The hobbies were never a conscious attempt to impose control on what felt like a chaotic existence, but I have come to see that that is in fact what they do. The process of making all the models and painting all the tiny figures, not to mention lining them up, putting them in dioramas and photographing them, definitely occupies my attention, which prevents the “weird” thoughts from finding room for expression. Consider, for example, the patience and focus it must have required to produce and present this set of Napoleonic soldiers:

British Infantry, Artillery and Cavalry
For me, it is ever so soothing and satisfying to put something like this little diorama together. (Or this blog, for that matter…)
In my miniatures I’ve found a way to satisfy my need for control and order, but what if I did have clinical OCD and wanted to treat it for real? Generally speaking, the goal with behavioral disorders is not to “cure” them but rather to “manage” them and bring their impact on a person’s life down to an acceptable level. There are definitely therapies that can help. This page on Psychology Today‘s website offers a great overview of treatments, as well as links to much more information on OCD in general.
Of course, if you really want to put your old ways to the test, expand your horizons and adjust the behavioral expectations you have developed for yourself, getting married and having young children in the house may well do the trick. The family is a great teacher. When something you do isn’t working, you’ll know. And if you want yourself and everyone else to be reasonably content, you’ll need to find a balanced way to adjust. For me there is no stronger motivation.
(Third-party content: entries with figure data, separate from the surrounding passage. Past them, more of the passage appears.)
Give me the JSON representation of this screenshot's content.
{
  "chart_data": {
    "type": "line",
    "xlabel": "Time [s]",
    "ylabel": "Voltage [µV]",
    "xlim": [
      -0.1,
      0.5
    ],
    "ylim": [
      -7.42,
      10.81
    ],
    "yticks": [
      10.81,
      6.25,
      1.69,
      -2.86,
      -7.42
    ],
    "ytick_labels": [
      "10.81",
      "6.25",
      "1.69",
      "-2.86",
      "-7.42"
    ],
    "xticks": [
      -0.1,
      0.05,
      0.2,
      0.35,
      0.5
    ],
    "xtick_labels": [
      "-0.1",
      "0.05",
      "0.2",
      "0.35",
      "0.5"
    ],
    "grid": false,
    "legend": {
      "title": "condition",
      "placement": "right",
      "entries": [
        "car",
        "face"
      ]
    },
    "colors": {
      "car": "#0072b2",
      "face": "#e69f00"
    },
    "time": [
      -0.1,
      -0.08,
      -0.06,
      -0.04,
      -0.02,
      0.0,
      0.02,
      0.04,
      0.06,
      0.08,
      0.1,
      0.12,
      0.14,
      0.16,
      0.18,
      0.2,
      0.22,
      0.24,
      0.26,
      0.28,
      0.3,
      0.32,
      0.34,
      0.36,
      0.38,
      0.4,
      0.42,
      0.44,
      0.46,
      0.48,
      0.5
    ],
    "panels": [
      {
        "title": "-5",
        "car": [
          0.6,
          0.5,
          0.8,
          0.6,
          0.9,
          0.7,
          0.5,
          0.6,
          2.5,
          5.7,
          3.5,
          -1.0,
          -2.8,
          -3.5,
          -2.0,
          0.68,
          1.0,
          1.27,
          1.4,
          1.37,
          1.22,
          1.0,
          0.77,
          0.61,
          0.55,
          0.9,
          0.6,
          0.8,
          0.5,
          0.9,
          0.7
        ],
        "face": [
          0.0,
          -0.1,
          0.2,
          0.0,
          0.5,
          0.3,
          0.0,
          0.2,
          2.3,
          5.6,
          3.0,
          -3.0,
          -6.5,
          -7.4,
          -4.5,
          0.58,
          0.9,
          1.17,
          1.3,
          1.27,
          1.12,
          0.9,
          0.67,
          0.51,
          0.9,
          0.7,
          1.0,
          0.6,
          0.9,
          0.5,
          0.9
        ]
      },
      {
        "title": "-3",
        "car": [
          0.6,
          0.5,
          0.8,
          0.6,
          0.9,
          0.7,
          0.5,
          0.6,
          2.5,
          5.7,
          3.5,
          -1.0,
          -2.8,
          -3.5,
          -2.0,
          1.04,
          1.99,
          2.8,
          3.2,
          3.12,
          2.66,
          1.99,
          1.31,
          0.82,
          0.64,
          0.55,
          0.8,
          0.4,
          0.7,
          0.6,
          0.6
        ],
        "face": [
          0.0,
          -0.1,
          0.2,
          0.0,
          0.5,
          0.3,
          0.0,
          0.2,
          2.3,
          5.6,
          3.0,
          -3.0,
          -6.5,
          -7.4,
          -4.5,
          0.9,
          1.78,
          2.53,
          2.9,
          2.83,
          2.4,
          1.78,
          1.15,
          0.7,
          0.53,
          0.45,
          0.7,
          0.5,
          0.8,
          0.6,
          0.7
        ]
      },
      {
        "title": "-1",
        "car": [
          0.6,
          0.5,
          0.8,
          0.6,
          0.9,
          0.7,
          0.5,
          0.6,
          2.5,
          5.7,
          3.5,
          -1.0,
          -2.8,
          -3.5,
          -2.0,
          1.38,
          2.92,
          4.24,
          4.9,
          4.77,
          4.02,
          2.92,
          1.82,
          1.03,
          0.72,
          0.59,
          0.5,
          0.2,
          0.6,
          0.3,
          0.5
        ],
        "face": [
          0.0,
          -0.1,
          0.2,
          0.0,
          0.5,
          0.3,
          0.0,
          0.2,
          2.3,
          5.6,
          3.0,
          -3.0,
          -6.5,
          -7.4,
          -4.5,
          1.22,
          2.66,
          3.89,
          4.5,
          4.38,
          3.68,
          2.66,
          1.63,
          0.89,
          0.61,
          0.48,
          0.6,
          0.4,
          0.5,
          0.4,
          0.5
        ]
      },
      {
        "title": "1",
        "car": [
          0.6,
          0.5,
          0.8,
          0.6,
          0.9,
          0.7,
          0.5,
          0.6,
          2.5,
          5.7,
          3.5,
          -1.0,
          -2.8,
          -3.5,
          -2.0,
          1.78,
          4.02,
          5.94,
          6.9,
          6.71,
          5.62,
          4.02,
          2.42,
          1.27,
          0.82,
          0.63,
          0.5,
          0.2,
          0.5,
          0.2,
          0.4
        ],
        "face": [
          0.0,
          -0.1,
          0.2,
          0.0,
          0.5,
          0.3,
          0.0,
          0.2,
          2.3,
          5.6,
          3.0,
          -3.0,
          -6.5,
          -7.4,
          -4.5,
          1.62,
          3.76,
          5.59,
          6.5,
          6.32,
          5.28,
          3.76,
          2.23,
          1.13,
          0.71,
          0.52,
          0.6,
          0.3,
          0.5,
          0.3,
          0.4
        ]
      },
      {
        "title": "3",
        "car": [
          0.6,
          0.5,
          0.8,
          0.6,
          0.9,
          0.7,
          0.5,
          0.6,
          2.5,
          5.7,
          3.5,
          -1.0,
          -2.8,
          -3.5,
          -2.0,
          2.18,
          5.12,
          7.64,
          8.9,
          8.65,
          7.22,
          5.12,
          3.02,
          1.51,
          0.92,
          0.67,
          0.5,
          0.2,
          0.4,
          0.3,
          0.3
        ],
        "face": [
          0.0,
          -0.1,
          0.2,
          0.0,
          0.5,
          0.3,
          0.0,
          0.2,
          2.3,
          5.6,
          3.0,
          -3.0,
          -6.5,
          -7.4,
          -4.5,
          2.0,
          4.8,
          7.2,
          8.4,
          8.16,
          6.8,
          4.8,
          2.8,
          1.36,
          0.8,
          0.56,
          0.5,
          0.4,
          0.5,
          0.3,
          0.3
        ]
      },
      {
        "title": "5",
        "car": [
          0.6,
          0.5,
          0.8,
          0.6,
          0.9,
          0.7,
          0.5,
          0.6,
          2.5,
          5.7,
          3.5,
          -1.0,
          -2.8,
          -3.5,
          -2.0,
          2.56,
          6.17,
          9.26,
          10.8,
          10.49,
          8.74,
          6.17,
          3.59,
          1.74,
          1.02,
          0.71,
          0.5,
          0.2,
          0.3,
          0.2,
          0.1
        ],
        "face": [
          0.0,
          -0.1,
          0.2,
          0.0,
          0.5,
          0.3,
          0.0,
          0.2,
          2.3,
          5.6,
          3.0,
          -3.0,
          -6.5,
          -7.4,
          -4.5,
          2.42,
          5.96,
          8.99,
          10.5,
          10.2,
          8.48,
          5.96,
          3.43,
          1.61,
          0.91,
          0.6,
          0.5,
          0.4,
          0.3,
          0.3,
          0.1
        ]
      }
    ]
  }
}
Doing my hobbies is not as simple as it used to be, but ultimately I don’t want to be as much of a control freak as I would have to be to maintain the sanctity of my little hobby universe. As a husband and a parent, I have had to let go of the need to control everything. So, I do some of the things I like when I can, and when I can’t have it just the way I would want it, I’m learning to take a deep breath and appreciate what really matters. (Oh, and I’ll give you a clue: it turns out it’s not getting the soldiers to stand in a perfectly straight line…)
¹Rathus, Spencer A. “Psychological Disorders.” Psychology: Concepts and Connections. 9th ed. Belmont: Thomson/Wadsworth, 2005. Print.